2 Laguna Creek students charged with making Instagram threats against high school

Two Laguna Creek High School students were cited Wednesday on suspicion of sending Instagram posts threatening a shooting at their Elk Grove campus.

The students — one male, one female, both 16 — face misdemeanor charges in connection with the online threats made Sunday, the Sacramento County Sheriff’s Office said in a statement.

The male student is accused of issuing threats against public officials or employees — teachers — and of levying criminal threats. The female is accused of disturbing a public school, sheriff’s officials said. Both students were released to their parents with promises to appear at a later date before a Sacramento Juvenile Court judge.

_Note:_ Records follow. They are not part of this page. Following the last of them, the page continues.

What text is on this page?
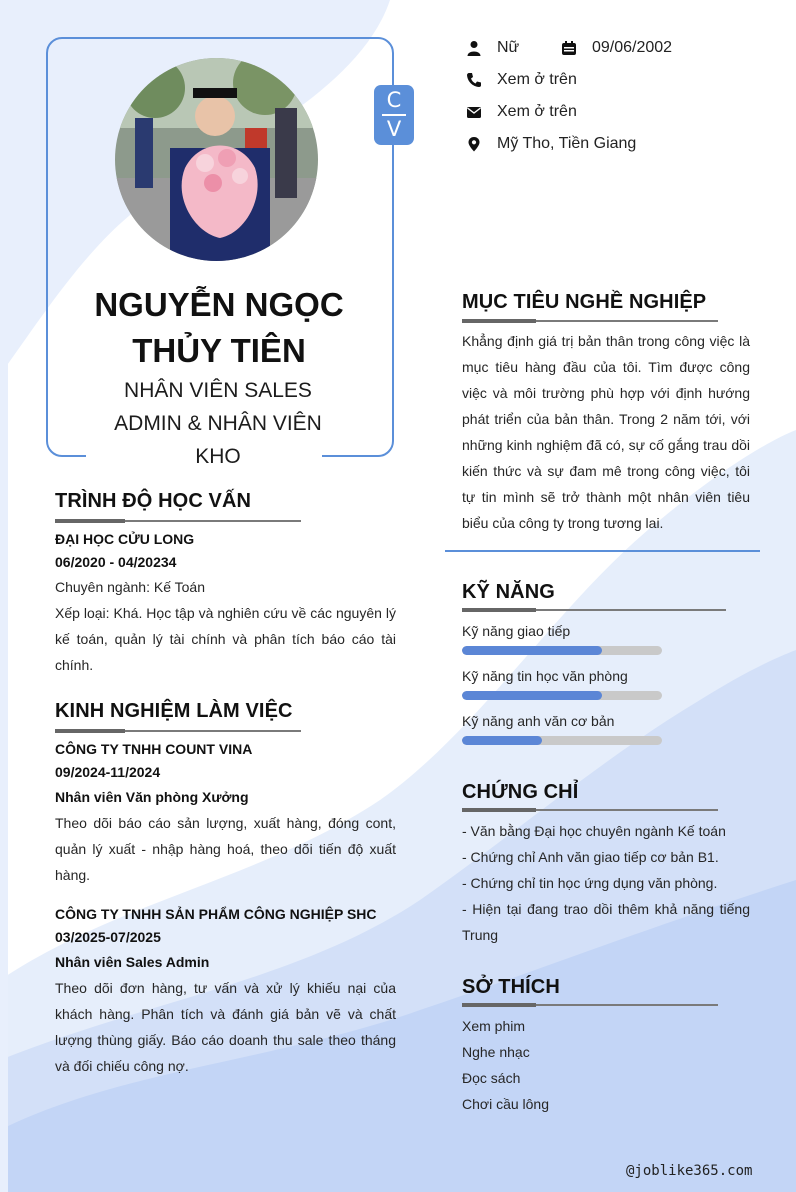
C
V
NGUYỄN NGỌC THỦY TIÊN
NHÂN VIÊN SALES ADMIN & NHÂN VIÊN KHO
Nữ	09/06/2002
Xem ở trên
Xem ở trên
Mỹ Tho, Tiền Giang
TRÌNH ĐỘ HỌC VẤN
ĐẠI HỌC CỬU LONG
06/2020 - 04/20234
Chuyên ngành: Kế Toán
Xếp loại: Khá. Học tập và nghiên cứu về các nguyên lý kế toán, quản lý tài chính và phân tích báo cáo tài chính.
KINH NGHIỆM LÀM VIỆC
CÔNG TY TNHH COUNT VINA
09/2024-11/2024
Nhân viên Văn phòng Xưởng
Theo dõi báo cáo sản lượng, xuất hàng, đóng cont, quản lý xuất - nhập hàng hoá, theo dõi tiến độ xuất hàng.
CÔNG TY TNHH SẢN PHẨM CÔNG NGHIỆP SHC
03/2025-07/2025
Nhân viên Sales Admin
Theo dõi đơn hàng, tư vấn và xử lý khiếu nại của khách hàng. Phân tích và đánh giá bản vẽ và chất lượng thùng giấy. Báo cáo doanh thu sale theo tháng và đối chiếu công nợ.
MỤC TIÊU NGHỀ NGHIỆP
Khẳng định giá trị bản thân trong công việc là mục tiêu hàng đầu của tôi. Tìm được công việc và môi trường phù hợp với định hướng phát triển của bản thân. Trong 2 năm tới, với những kinh nghiệm đã có, sự cố gắng trau dồi kiến thức và sự đam mê trong công việc, tôi tự tin mình sẽ trở thành một nhân viên tiêu biểu của công ty trong tương lai.
KỸ NĂNG
Kỹ năng giao tiếp
Kỹ năng tin học văn phòng
Kỹ năng anh văn cơ bản
CHỨNG CHỈ
- Văn bằng Đại học chuyên ngành Kế toán
- Chứng chỉ Anh văn giao tiếp cơ bản B1.
- Chứng chỉ tin học ứng dụng văn phòng.
- Hiện tại đang trao dồi thêm khả năng tiếng Trung
SỞ THÍCH
Xem phim
Nghe nhạc
Đọc sách
Chơi cầu lông
@joblike365.com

The threats against Laguna Creek were later deemed to be unfounded, but they prompted Sacramento County deputies to increase their numbers at the high school campus Monday and again Tuesday. The threats came just days after a high school shooting in Michigan that left four students dead. The suspected shooter in the Dec. 3 killings is in custody, and his parents also were arrested and face involuntary manslaughter charges.

Sacramento County sheriff’s and Elk Grove Unified School District officials on Sunday received the threats of a shooting to take place at the Laguna Creek campus Monday or Tuesday, followed by a similar threatening post hours later directed at the high school, officials said at a Monday news conference.

“Through our investigative techniques, we were able to identify the second sender of that threat,” Sheriff’s Lt. Cary Trzcinski said Monday.

Trzcinski leads the detail that provides security to Elk Grove Unified campuses. “We were able to determine that it was more or less just a student kind of joking around with the first one,” he said.

On Wednesday, sheriff’s officials said the social media threats were no laughing matter, stressing to students and their parents that this activity leaves a digital footprint that can be traced by investigators, and that threats will be investigated and prosecuted.

“Please help your children to understand the serious consequences involved in threatening behavior on social media that will lead to criminal prosecution,” Sacramento County sheriff’s spokesman Rod Grassman said in a statement Wednesday, asking parents to “monitor and discuss the dangers of misusing social media” with their children.

Three other Elk Grove district campuses were on alert the same day as Laguna Creek High School, Elk Grove Unified officials said Wednesday. Threats to Monterey Trail High School and Joseph Kerr Middle School in Elk Grove and to T.K. Smedberg Middle School in Sacramento were also later deemed to be unfounded, but each school either received a copy of the threat directed at Laguna Creek or their students reported seeing a copy and told school officials, district spokeswoman Xanthi Soriano said Wednesday via email.

Law enforcement was stationed at each of the schools Monday and Tuesday “out of an abundance of caution,” Soriano said.

“In all four scenarios, communication was shared with parents and ... law enforcement was present on each of those campuses,” Soriano said.

Meantime, a report of a weapon at Kerr Middle School on Monday forced that campus into a precautionary lockdown as classes were winding down. Elk Grove police searched the grounds.

“The lockdown was necessary for the investigation because the report happened just before dismissal,” Soriano said in the statement. “After a thorough search of the school, law enforcement deemed the report to be unfounded.”

Elk Grove schools officials and law enforcement have warned that felony charges eventually could arise from threats, along with school suspensions or other penalties.

“If we discover that a student made the threat or proliferated the threat, appropriate action will be taken,” Soriano said Wednesday.

Trzcinski told reporters Monday that Sacramento County sheriff’s officials will send information to Sacramento County prosecutors more regularly to determine whether to pursue criminal charges when a student has been identified as someone making online threats.